All measurements approximate as I do this now with my eyes closed
I usually make this around 11 o’clock on Friday so that it should be ready for Shabbat lunch 24 hours later. It makes the house smell so darn good when you wake up Shabbat morning.
Ingredients
Meat (we like to use veal shank bone – like a marrow bone but with meat around it.)
a cup of cholent beans
a cup and a half of pearled barley
3 large potatoes cubed (my kids like it better when i buy the canned round potatoes)
Ketchup
Barbeque sauce
salt
pepper
garlic powder
paprika
Pam
Water
Additions
Eggs, place on top after you have put water in.
Kishke – buy frozen, wrap in silver foil and place on top.
Marrow bones, wrapped individually in tin foil so the marrow doesn’t fall out when cooked. I spread the marrow on challah, add salt – slurperriffic.
How to
Spray inside of crockpot with Pam (or use one of those liner thingies, making sure to put water in pot first)

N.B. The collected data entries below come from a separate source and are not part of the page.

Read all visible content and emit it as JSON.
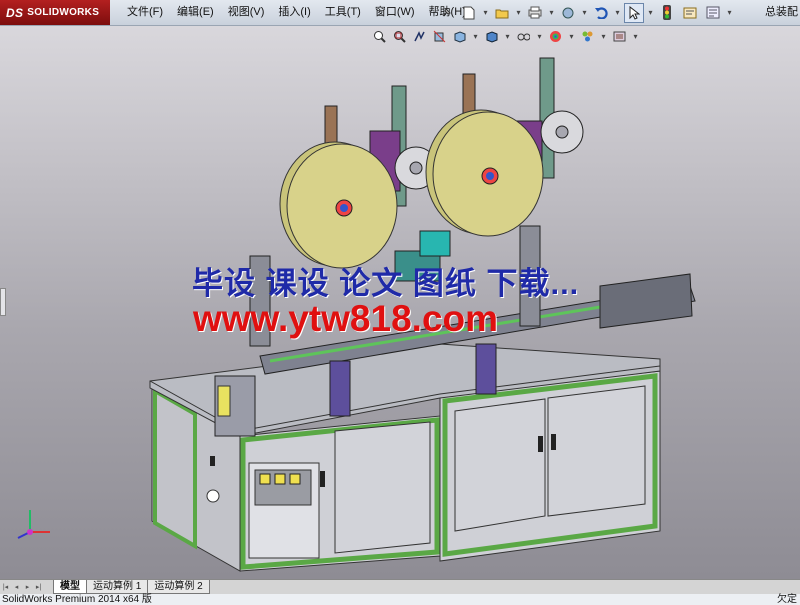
{
  "app": {
    "logo_text": "SOLIDWORKS",
    "logo_mark": "DS",
    "right_title": "总装配"
  },
  "menu": [
    {
      "label": "文件(F)"
    },
    {
      "label": "编辑(E)"
    },
    {
      "label": "视图(V)"
    },
    {
      "label": "插入(I)"
    },
    {
      "label": "工具(T)"
    },
    {
      "label": "窗口(W)"
    },
    {
      "label": "帮助(H)"
    }
  ],
  "toolbar_icons": [
    "pin-icon",
    "new-document-icon",
    "open-folder-icon",
    "print-icon",
    "print-options-icon",
    "undo-icon",
    "select-pointer-icon",
    "traffic-light-icon",
    "file-properties-icon",
    "options-icon"
  ],
  "hud_icons": [
    "zoom-to-fit-icon",
    "zoom-to-area-icon",
    "previous-view-icon",
    "section-view-icon",
    "view-orientation-icon",
    "display-style-icon",
    "hide-show-icon",
    "edit-appearance-icon",
    "apply-scene-icon",
    "view-settings-icon"
  ],
  "watermark": {
    "line1": "毕设 课设 论文 图纸 下载...",
    "line2": "www.ytw818.com"
  },
  "tabs": [
    {
      "label": "模型",
      "active": true
    },
    {
      "label": "运动算例 1",
      "active": false
    },
    {
      "label": "运动算例 2",
      "active": false
    }
  ],
  "status": {
    "left": "SolidWorks Premium 2014 x64 版",
    "right": "欠定"
  },
  "colors": {
    "viewport_top": "#d9d7dc",
    "viewport_bottom": "#8e8c94",
    "frame_green": "#5aa845",
    "reel_yellow": "#d8d28a",
    "watermark_blue": "#1f2aa8",
    "watermark_red": "#e01010"
  }
}
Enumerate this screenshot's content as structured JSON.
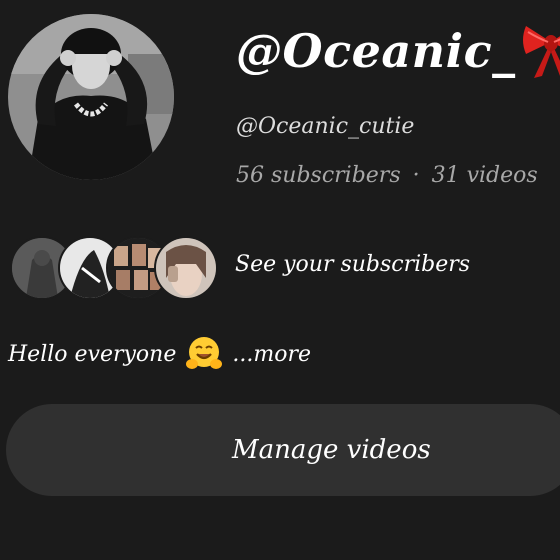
{
  "profile": {
    "channel_name": "@Oceanic_",
    "handle": "@Oceanic_cutie",
    "subscribers": "56 subscribers",
    "separator": "·",
    "videos": "31 videos",
    "decoration_icon": "ribbon-bow-icon"
  },
  "subscribers_preview": {
    "label": "See your subscribers",
    "avatar_count": 4
  },
  "bio": {
    "text": "Hello everyone",
    "emoji_icon": "hugging-face-icon",
    "more_label": "...more"
  },
  "actions": {
    "manage_videos_label": "Manage videos"
  },
  "colors": {
    "background": "#1b1b1b",
    "button": "#303030",
    "muted_text": "#a8a8a8",
    "bow": "#e0231f"
  }
}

Pour in barley, spread it out.
Do the same with the cholent beans.
Place Meat on top in centre, spread potatoes around on top
Squeeze in sauces
Add salt, and pepper
Plenty of garlic and paprika, and a scootch more just to be sure.
Lots of love – adds flavour.
At this point you add the eggs or kishke or bones, or all three.
Cover with water, turn on low.
About two hours before Shabbat check the water level – the barley will have absorbed a lot of it. if necessary add some water. not too much, you don’t want it too soupy. not too little, you don’t want it too burnt. then stir gently.
I need some approximations for the sauces 🙂
A big squirt….at least 3 tbs??
Great. As you know I am new to the whole Ashkenazic cooking scene. The last time we made cholent (which sounds wonderful for winter) it was like a giant brown brick and we threw it out. I think I agree with the boychicks about the canned potatoes though. I love them!
sounds like miner, I hate most BBQ sauces, fake smoke taste is gross to me. I add beef pwd, again, some really taste fake, but OSEM is not so bad. I also put a couple onions whole peeled.
what are cholent beans? Kidney Beans?
I’m making your chicken soup again today or tomorrow since we just ran out of the old soup I had frozen. 🙂
We start on Thursday night. This way it is cooked enough for a final tasting and spicing Friday right before Shabbos comes in.
BONES, BONES and more BONES is the trick to a really good cholent. No need for PAM if you coat the bottom of the pot with flat bones first.
AWESOME. Thank you for posting this (and sending to me, of course :D).
you should try beef cheeks sometime. they rock. we skip the chulent beans, easier on the hangover.
This sounds really good! I just got some organic pepper and Himalayan sea salt from Sustainable Sourcing https://secure.sustainablesourcing.com and I think I’ll try them both out in this recipe over the weekend. Thanks for sharing!
Rabbi Haber – beef “cheeks” – i have never seen them on sale….do they taste similar to tongue?
Chavi – anytime!! let me know how it turns out.
Z! – R does make excellent cholent. yummy.
Eden – kidney beans. navy beans. lima beans. any beans you want.
Tina – my kids wont eat it if they see onions
Elianah SHaron – sounds like you didnt have enough water in there.
They’re like really soft melt in your mouth flanken after you cook them for a very long time
My recipe (adjust portion size as needed):
12 oz. of beans (kidney, pinto, navy or black eyed peas, lima)
8 oz. barley
1lb. meat (lean, boneless flanken)
marrow bones (min. two)
potatoes (for wife/kids)
(sliced) kishke
minced (or shopped) onion
minced garlic
salt
cajun seasoning
black pepper
cook beans for half hour, drain, put in crock pot (on low)
skim fat off bones/meat, then boil in separate pot
add barley to beans in crock pot
add spices to crockpot (amounts to taste)
using tongs, put bones in crockpot
pour water from pot of boiled bones/meat into crockpot
add meat to crock pot
put potatoes in crockpot, submerged in water
place kishke on top, mostly covered in water
Enjoy!
(BTW, the “separate pot” means not the crockpot, and not the pot the beans were cooked. But the meat and bones are boiled in the same pot.)